The only way to control TPT is to support industrial growth so that the industry can operate again and recruit workers. Industrial stimulus must be implemented immediately. Fiscal incentives (tax breaks) must continue, and soft loans for working capital must be realized immediately so that the wheels of production will keep on turning. In addition, cash-intensive programs in the regions must be implemented in order to recruit workers. Infrastructure projects will continue so that there will be recruitment of workers. And this all is just from the supply side.
Of course the factor that must be improved and improved is not only just from the supply side but also from the demand side, where we must ensure that demand must be maintained even amid the pandemic. Social assistance must be continued during this pandemic, so that people’s purchasing power is maintained, even though it cannot maintain the level of purchasing power under normal conditions.

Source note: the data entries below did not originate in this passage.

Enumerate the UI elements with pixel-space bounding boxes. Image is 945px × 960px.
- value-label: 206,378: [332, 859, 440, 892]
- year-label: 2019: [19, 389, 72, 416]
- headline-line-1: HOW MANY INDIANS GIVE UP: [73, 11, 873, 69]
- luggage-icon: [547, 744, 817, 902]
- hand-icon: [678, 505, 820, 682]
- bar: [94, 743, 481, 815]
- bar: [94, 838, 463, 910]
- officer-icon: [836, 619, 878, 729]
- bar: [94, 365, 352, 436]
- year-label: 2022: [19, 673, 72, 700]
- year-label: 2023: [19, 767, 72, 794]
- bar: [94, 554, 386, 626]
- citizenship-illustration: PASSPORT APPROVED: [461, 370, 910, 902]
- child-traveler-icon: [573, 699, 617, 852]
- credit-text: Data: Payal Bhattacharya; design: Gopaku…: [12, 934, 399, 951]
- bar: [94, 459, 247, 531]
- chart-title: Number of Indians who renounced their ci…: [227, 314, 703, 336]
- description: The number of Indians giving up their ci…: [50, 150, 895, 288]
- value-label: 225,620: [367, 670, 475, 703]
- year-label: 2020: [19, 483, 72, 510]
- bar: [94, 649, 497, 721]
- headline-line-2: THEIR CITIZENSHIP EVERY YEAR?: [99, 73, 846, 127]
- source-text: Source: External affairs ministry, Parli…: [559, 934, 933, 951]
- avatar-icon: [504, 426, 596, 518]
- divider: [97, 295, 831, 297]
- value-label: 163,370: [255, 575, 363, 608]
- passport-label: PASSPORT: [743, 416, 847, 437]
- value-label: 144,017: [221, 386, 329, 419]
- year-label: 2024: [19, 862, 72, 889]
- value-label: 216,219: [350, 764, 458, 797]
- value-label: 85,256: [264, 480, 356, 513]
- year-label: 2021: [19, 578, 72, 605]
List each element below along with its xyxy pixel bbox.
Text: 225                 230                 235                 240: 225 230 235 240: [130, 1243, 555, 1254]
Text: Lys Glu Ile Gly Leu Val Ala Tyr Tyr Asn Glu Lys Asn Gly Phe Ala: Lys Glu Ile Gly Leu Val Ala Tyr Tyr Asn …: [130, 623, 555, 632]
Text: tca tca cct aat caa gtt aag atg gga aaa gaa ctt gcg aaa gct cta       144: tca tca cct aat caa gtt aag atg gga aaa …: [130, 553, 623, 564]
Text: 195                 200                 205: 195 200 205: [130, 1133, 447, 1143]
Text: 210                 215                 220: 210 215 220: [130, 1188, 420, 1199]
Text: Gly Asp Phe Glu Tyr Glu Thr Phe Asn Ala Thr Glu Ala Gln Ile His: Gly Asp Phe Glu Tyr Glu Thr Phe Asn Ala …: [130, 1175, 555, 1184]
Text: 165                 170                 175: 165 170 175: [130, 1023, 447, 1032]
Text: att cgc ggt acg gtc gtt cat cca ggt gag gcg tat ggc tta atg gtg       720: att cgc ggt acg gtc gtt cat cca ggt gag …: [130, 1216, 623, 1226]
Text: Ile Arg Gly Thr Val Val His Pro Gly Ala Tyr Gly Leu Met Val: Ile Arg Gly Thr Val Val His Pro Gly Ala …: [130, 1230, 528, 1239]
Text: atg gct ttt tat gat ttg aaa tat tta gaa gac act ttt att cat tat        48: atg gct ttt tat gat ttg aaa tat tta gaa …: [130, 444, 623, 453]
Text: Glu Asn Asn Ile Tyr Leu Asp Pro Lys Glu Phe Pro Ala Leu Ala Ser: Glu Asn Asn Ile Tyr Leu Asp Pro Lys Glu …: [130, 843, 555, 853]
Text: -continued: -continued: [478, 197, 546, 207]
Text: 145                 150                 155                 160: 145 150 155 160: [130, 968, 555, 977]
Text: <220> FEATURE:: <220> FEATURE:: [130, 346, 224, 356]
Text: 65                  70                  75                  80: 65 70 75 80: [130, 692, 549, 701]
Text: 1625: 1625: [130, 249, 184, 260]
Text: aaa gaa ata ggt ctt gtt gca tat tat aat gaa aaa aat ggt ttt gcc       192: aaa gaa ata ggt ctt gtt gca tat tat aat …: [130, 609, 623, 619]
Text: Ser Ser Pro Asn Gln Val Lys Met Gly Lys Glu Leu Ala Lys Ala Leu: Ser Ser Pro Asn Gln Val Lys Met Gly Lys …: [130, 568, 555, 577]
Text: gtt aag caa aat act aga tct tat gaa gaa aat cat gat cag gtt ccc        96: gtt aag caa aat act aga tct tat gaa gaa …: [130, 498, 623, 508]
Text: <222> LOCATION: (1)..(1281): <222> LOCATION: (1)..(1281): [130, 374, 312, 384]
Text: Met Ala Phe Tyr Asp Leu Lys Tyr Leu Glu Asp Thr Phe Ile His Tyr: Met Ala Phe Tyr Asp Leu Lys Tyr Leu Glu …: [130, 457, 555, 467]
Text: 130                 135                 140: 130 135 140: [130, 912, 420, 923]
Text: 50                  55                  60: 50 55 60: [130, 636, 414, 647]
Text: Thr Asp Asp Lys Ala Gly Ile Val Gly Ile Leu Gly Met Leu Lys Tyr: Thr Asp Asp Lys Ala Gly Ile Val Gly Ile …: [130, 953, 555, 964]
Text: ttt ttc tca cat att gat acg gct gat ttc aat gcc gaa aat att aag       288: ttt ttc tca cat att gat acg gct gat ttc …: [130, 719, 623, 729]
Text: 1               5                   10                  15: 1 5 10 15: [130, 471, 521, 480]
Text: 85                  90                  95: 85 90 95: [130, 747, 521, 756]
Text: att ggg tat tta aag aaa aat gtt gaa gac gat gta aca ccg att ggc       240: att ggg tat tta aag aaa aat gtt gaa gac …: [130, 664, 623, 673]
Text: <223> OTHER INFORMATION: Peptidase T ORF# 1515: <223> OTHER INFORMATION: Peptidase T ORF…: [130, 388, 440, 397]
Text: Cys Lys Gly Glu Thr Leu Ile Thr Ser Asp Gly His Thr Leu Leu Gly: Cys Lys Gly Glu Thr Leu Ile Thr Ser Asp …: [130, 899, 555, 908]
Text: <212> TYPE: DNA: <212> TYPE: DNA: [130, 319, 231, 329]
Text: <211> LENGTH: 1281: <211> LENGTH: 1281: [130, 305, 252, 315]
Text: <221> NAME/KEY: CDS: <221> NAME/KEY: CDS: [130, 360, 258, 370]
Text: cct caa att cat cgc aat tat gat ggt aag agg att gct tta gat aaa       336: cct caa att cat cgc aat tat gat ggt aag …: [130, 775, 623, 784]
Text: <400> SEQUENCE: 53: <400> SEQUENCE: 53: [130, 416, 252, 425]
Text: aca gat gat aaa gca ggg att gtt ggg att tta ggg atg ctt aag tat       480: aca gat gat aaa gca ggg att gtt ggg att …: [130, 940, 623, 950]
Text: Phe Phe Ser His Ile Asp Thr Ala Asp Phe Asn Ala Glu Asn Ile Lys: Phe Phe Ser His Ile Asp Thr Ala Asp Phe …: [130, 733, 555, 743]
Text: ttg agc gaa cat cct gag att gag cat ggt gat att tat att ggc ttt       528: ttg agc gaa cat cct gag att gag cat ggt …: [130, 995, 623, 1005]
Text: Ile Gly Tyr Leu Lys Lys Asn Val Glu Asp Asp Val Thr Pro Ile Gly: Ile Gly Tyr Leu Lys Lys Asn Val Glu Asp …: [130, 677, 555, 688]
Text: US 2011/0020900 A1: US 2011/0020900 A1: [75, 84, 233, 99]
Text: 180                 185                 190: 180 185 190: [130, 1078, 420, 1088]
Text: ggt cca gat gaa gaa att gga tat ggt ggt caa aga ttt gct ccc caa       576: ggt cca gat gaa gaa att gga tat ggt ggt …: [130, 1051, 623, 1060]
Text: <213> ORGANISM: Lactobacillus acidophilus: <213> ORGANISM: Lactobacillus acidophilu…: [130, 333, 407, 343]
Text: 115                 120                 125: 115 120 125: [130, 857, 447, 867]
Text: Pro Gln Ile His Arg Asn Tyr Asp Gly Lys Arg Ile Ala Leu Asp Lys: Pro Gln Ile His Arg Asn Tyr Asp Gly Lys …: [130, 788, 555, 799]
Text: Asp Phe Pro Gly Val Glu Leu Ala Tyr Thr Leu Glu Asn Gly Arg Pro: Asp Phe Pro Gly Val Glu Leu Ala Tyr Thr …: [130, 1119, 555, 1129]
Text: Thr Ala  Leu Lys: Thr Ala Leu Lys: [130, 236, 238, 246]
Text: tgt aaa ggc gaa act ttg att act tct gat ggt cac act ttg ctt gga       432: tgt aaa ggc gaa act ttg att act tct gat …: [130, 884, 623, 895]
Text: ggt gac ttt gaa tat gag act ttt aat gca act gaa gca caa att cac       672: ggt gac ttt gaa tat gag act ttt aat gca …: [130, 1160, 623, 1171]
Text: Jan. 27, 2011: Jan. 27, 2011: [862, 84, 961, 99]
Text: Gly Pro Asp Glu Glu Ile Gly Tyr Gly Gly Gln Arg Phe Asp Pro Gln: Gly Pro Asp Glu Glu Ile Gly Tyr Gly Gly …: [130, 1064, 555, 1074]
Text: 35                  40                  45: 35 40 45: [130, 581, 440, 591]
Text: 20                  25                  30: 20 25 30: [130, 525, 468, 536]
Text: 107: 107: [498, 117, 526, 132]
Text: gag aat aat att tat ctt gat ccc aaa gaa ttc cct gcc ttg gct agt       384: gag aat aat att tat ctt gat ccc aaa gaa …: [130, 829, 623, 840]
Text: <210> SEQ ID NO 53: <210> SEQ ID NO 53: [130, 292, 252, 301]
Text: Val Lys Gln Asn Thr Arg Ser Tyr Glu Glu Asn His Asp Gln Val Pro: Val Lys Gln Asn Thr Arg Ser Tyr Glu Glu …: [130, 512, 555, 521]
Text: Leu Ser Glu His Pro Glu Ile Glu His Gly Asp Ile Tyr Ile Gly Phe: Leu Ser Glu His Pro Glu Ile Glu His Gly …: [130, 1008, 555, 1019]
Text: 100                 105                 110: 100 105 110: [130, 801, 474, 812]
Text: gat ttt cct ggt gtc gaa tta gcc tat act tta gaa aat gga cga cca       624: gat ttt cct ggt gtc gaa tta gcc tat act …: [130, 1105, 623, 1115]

The success of TPT control depends primarily on the Government’s strategy and efforts to ensure control and elimination of COVID-19 as quickly and thoroughly as possible, and by then Indonesia will enter a recovery phase from Covid-19. Then all what’s left is how the government is to ensure industry can push forward and stimulate the people’s purchasing power – including government efforts to continue to open foreign markets, because those were badly impacted by the COVID-19 pandemic.
Hopefully the COVID-19 pandemic will soon be over and life will return to normal. The health of our nation has to recover and the economy pick up speed, so that the TPT number can be shrunk, and the welfare of all the people will continue to rise.